Howdi folks

I am having annoying issues with my Debian Squeeze box that are driving me insane. I built the server pretty much following the guide in the Linode docs.. but all my CMS's are having strange problems.

On my none linode host, all permissions for uploaded files are set to 604 (r/w, none, read) and Joomla (for example) works fine. This is due to the assumption that the system is the owner and has full read/write permissions. INstallations, plugin installation etc work fine on that host..

Then there is my LINODE host. The ONLY way I can get Joomla installations to work so I can manage fully from the admin backend is to set permissions at 777 (or 666). This is of course bogus.

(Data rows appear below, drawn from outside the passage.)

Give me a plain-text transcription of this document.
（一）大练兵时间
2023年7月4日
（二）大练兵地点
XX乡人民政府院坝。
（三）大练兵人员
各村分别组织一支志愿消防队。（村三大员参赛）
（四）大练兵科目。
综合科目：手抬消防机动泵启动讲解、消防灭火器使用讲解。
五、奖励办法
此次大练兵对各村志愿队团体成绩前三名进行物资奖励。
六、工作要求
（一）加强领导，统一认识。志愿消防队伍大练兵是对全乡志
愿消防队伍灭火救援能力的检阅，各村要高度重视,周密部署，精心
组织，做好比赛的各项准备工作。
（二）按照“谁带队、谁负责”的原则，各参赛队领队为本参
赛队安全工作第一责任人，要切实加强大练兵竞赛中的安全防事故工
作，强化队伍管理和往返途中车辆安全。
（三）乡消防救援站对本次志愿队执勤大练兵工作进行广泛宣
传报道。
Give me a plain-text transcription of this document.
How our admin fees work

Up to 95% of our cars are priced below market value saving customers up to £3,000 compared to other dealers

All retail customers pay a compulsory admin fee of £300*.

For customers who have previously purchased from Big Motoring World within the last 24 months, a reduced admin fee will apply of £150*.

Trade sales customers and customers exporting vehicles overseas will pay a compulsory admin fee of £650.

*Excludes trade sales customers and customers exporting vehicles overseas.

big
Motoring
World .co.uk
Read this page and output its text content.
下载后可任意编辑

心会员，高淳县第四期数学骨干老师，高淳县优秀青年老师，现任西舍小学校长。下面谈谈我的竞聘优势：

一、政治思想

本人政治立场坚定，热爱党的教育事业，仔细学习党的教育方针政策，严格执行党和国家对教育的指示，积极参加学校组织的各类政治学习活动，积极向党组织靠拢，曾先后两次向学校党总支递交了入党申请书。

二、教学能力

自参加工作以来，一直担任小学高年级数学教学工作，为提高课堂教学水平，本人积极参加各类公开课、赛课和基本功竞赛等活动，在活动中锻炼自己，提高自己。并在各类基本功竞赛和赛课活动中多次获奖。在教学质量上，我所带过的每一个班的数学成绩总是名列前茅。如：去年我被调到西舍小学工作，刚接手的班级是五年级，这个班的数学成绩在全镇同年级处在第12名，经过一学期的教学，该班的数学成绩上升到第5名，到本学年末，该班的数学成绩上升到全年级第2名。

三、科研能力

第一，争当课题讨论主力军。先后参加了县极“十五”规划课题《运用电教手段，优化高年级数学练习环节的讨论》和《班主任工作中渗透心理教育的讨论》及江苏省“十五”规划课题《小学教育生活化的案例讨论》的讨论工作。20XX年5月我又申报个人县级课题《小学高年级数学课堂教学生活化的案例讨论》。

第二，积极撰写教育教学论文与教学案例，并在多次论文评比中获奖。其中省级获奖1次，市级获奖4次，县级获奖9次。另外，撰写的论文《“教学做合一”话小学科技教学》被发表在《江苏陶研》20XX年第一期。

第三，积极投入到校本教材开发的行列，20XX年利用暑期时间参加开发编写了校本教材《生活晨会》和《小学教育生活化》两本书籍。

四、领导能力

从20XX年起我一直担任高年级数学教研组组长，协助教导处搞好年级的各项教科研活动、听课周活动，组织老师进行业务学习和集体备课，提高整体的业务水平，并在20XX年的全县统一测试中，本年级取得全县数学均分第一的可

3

In debian WHAT is the name of the web manager owning process, or the system account so I can set the owner of the web files to 604 and for them to work. I have tried apache:apache as owner/group with no success.

Latest build of Debian from the stack scripts.

Thanks in advnace for any assitance

On your non-linode host, you're probably running suexec/suphp, and "your FTP login", ie the files' owner, is what PHP runs at.

At a standard out of the box Debian setup, PHP runs as the webserver user/group, "www-data".

I recommend keeping the files' ownership as "you" (whatever your login is, non-root), but make the writable areas owned by group www-data, and group-writable.

Do not make the actual PHP files writable by PHP - just the attachments directory and other stuff that needs to be writeable by day-to-day operations. Also secure those writeable directories in your webserver's config file so PHP code put in them can't execute.

_________________
rsk, providing useless advice on the Internet since 2005.